The Temple House is an integral component of the Chengdu Daci Temple Cultural and Commercial Complex comprising six historic buildings. The beautifully restored Qing Dynasty, framed by bamboo trees, is now a decorative entrance to the hotel. Modern architecture is introduced subtly. A large swimming pool’s ceiling reflects that of the grand staircase that initially welcomes guests.
Rich in Chengdu culture
The silk-producing Chengdu region is famous for its brocade weaves. The hotel’s city-facing façade replicates the brocade pattern with intricate fretwork interweaving brass elements within the brickwork.
As well as this, the terraced farmlands surrounding The Temple House is also reflected in the property’s architecture. For example, the striking staircase connecting the reception area to the courtyard resembles Sichuan’s steep hillsides, while the courtyard’s undulating landscape itself imitates the region’s rolling rice fields.
The ambition for the hotel was to keep with the project’s location and preserve its context. Katy Ghahremani, Make’s Lead Architect explains, “We have reflected the hotel’s heritage location by incorporating the original building into the design and introducing local themes such as terraced fields. It’s important to create a sense of place but also to integrate the design into the local community – so as to not to isolate it from its context.” Time and effort has been spent to meticulously carve this theme into the hotel and create the perfect balance of style and tradition.
The temple House is as beautiful as the town of Chengdu itself and pays homage to its heritage throughout, while creating a truly individual building. AvroKO designed all the f&b spaces including an Italian restaurant, signature bar and all-day dining cafe. In Jing bar lighting plays a dominant role. Playful yet sophisticated, upside-down lamps hang over the bar, while a large but tall chandelier lights the dark green booths.

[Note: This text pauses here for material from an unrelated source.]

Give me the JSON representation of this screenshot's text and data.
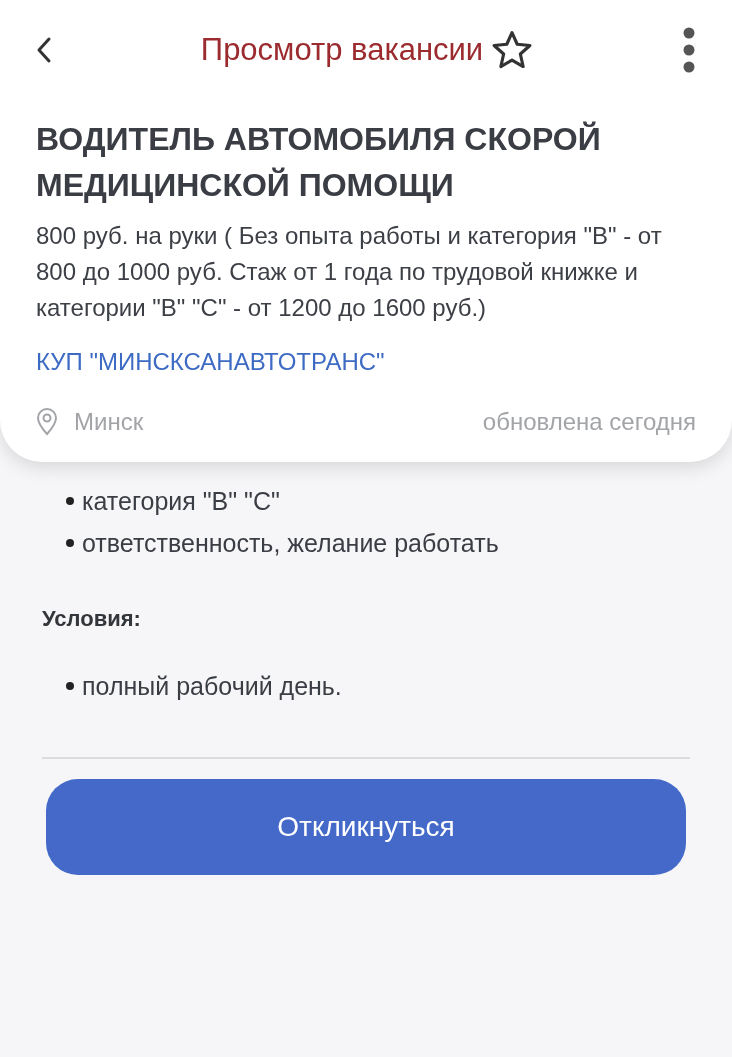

The property has been fitted with modern design to make guests’ stay calming and convenient – IPods have been replaced with Internet Protocol TV, which is available throughout all of the hotels room, suites and apartments.
The hotel rooms start with Studio 60, a generous 63-square-metres wide deluxe room. Although the smallest that the hotel offers, the room boasts light open space. Providing a tranquil retreat, the theme of blending contemporary design with custom details provides guests with a comfortable king-size bed and a spa-inspired bathroom.
Other studios available follow a similar leitmotif. Studio 70 and Studio 90 are – as the name suggests – larger, more superior studios that offer more living space. With bespoke furniture, soft furnishings in natural materials and a private balcony, Studio 90 is able to breath out over its natural setting.
Various different suites are available at the hotel. From 90 square metres to the voluptuous 287 square-metre penthouse – all are complete with living quarters, generous king-size beds and natural colour palate with stunning interiors, which again reflect The Temple House’s location.
Resting on the 11th and 12th floor above the humming of the city below, the Chengdu penthouse has arguably the best view in town. Spacious, light and sequestered from the rest of the property, vast windows open onto a large private terrace.
Sometimes opposites attracts, this is certainly the case for this hotel, which boldly combines the convenience of 21st-century technology into temple-inspired building. Now fully open in the heart of Chengdu, The Temple House is an individualised hotel that offers a unique experience to all its guests staying in a beautiful piece of modern Chinese architecture.